Dünya milletlerinin esasen büyük bir ailenin fertleri olduğunun, daha net müşahede edildiğini aktaran Şentop, "Bu itibarla, güven, huzur, istikrar ve barışın tesisi ile ülkelerimiz arasındaki mevcut iş birliğinin ileriye taşınmasında parlamentolarımıza büyük rol düştüğü teyit edilmiştir." ifadesine yer verdi.
Dünyanın, salgının ortaya çıkardığı zorlukların üstesinden gelmeye çalışırken dünyanın bazı bölgelerinden halen terör ve çatışma haberlerinin gelmesinin ise insanlık namına büyük bir utanç olduğunu belirten Şentop, "Filistin'de ibadet eden masum sivillerin maruz kaldığı şiddet ve Gazze'de işlenen insanlık suçları hepimizin kanını dondurmuştur. Dünyanın sağlık ve normalleşme aradığı bir dönemde, bebek, çocuk, kadın demeden sivillere yönelik ayrım gözetmeksizin gerçekleştirilen bu saldırıları sizlerin huzurunda bir kez daha şiddetle kınıyorum." ifadelerini kullandı.

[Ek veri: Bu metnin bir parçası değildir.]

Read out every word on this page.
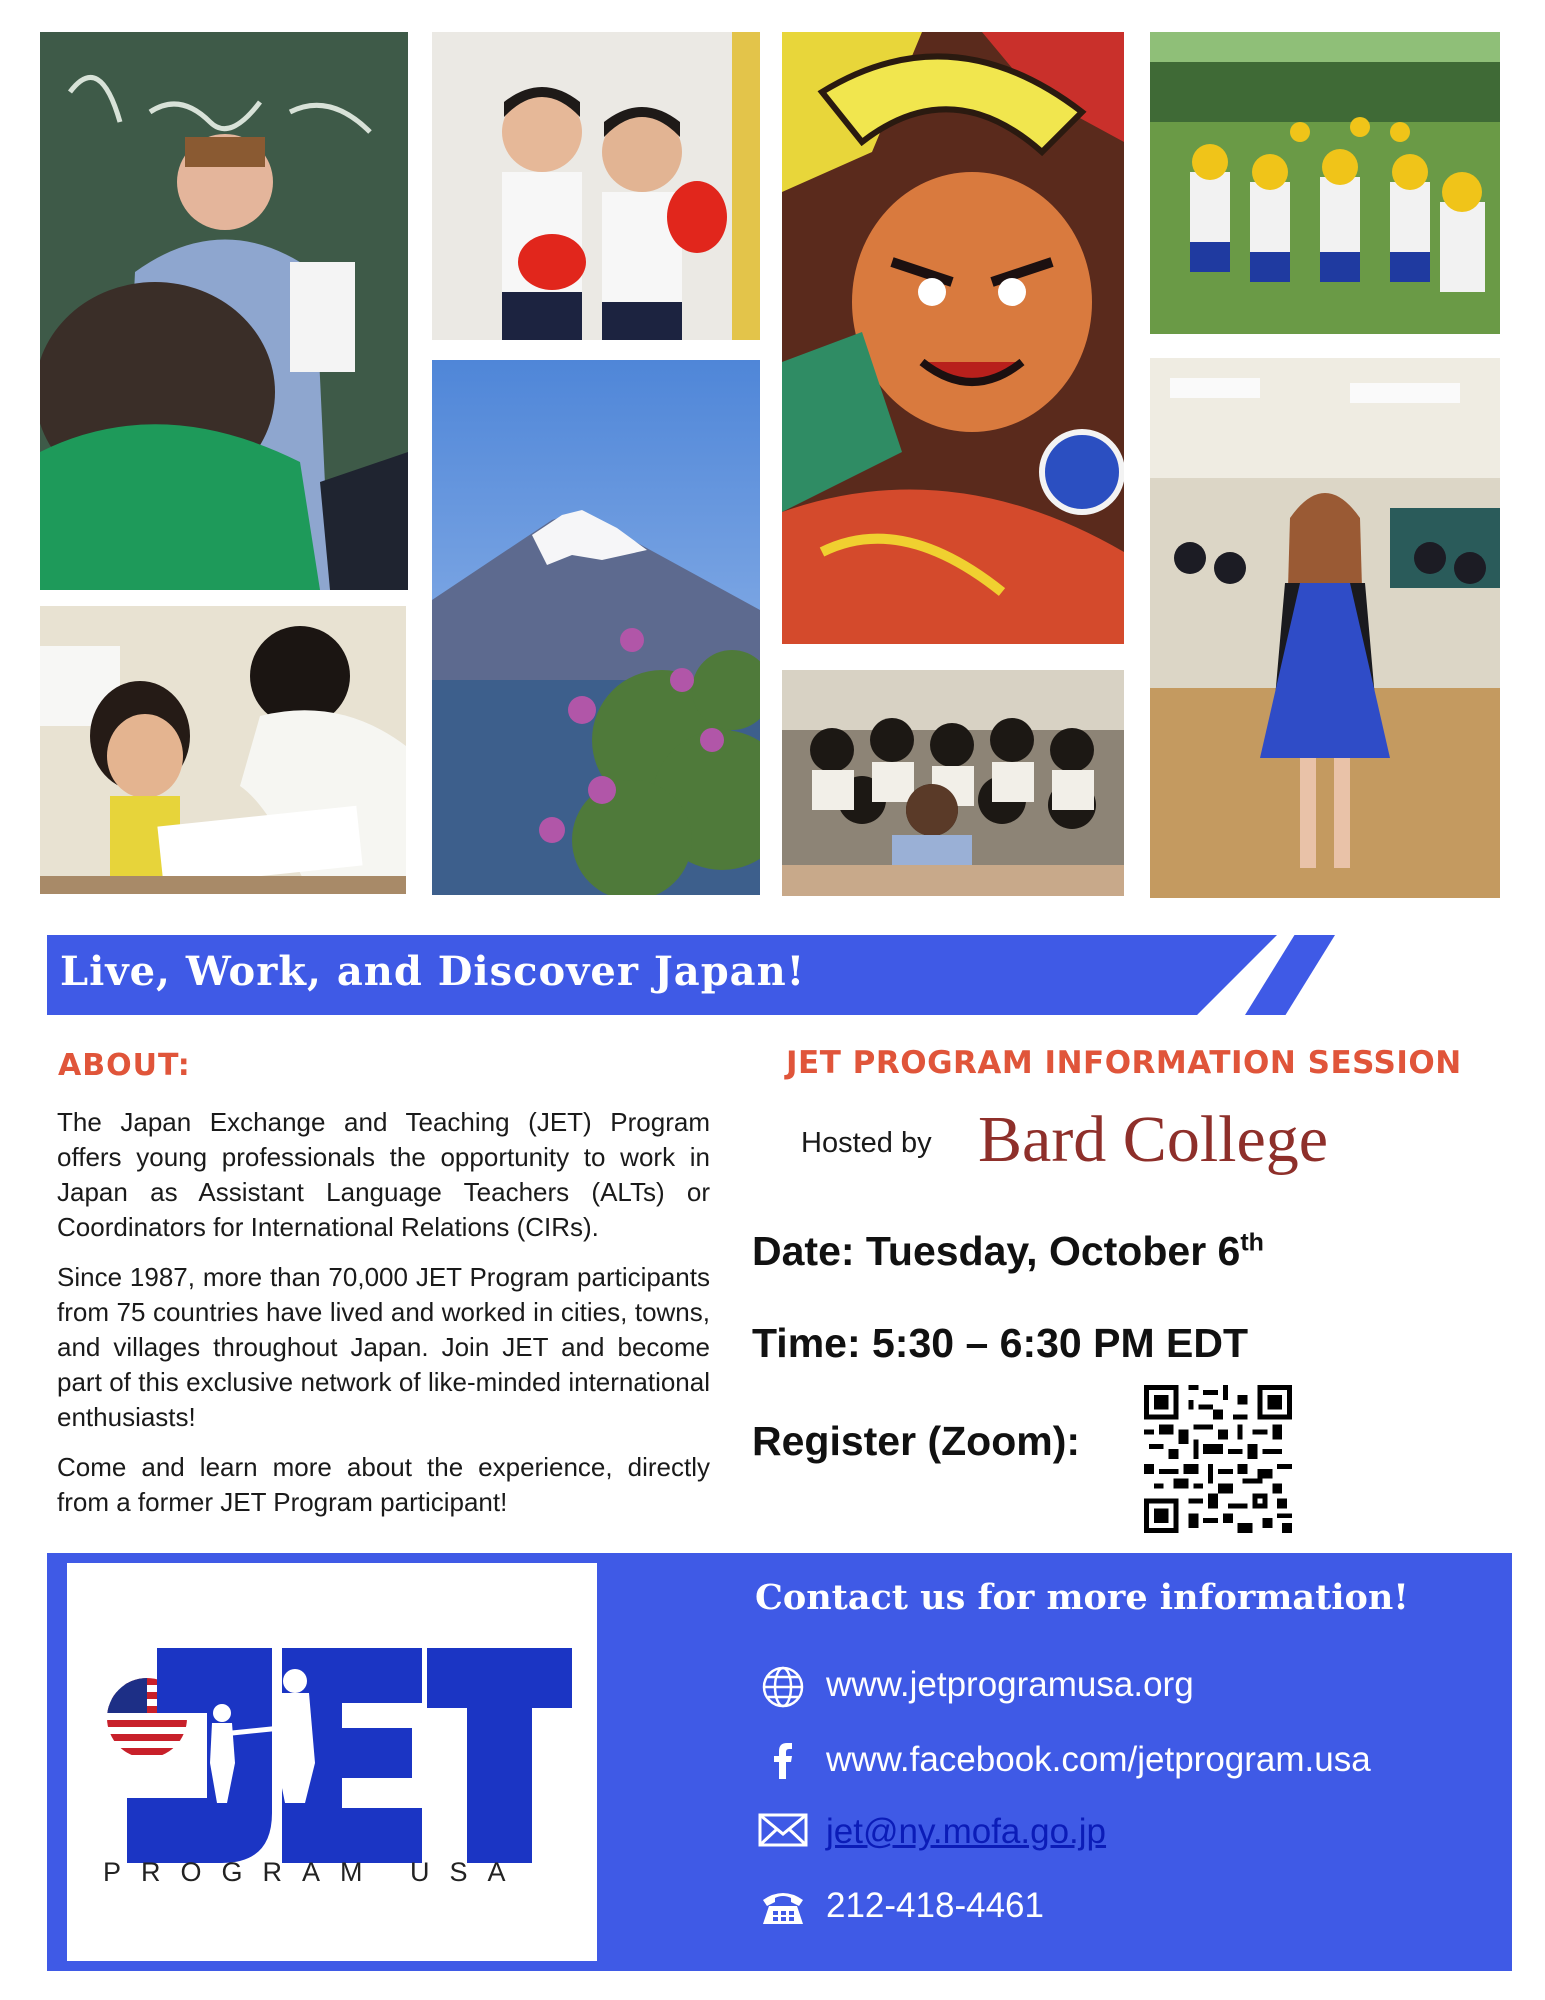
Live, Work, and Discover Japan!
ABOUT:

The Japan Exchange and Teaching (JET) Program offers young professionals the opportunity to work in Japan as Assistant Language Teachers (ALTs) or Coordinators for International Relations (CIRs).

Since 1987, more than 70,000 JET Program participants from 75 countries have lived and worked in cities, towns, and villages throughout Japan. Join JET and become part of this exclusive network of like-minded international enthusiasts!

Come and learn more about the experience, directly from a former JET Program participant!

JET PROGRAM INFORMATION SESSION
Hosted by Bard College
Date: Tuesday, October 6th
Time: 5:30 – 6:30 PM EDT
Register (Zoom):
PROGRAM USA
Contact us for more information!
www.jetprogramusa.org
www.facebook.com/jetprogram.usa
jet@ny.mofa.go.jp
212-418-4461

Mustafa Şentop, İsrail'in, Birleşmiş Milletler kararlarını hiçe sayan tavrını ve Filistin devleti topraklarındaki hukuk dışı işgalini sona erdirmesi gerekirken, Filistin halkına yönelik zulmünü artırmasının, hem de Ramazan Bayramı gibi Müslümanlar için mukaddes olan bir dönemde bu vahşeti sergilemesi hiçbir surette kabul edilemeyeceğini vurguladı.
Şentop, mesajında şunları kaydetti:
"İsrail yönetiminin, dostumuz ve kardeşimiz Filistin halkının meşru hak ve taleplerini güç kullanarak bastıramayacağını artık idrak etmesi ve uyguladığı devlet teröründen acilen vazgeçmesi gerekiyor. Bu saldırıların bir daha asla tekrarlanmaması için uluslararası toplumun İsrail yanlısı ve İsrail'i kayıran yaklaşımdan vazgeçip meseleye hakkaniyet temelinde kalıcı bir çözüm bulması şarttır. Rousseau'nun, 'Kendi özgürlüğümüzü güvenli ve değerli kılacak şartın, başkalarının haklarının kutsallığını kabul etmek olduğunu fark ettiğimizde, başkalarının efendisi olmak üzerine kurulmuş olan yapıyı aşabiliriz.' düşüncesini hayata geçirebildiğimiz eşit, adil ve daha vicdanlı bir uluslararası sisteme kavuşmak ümidiyle."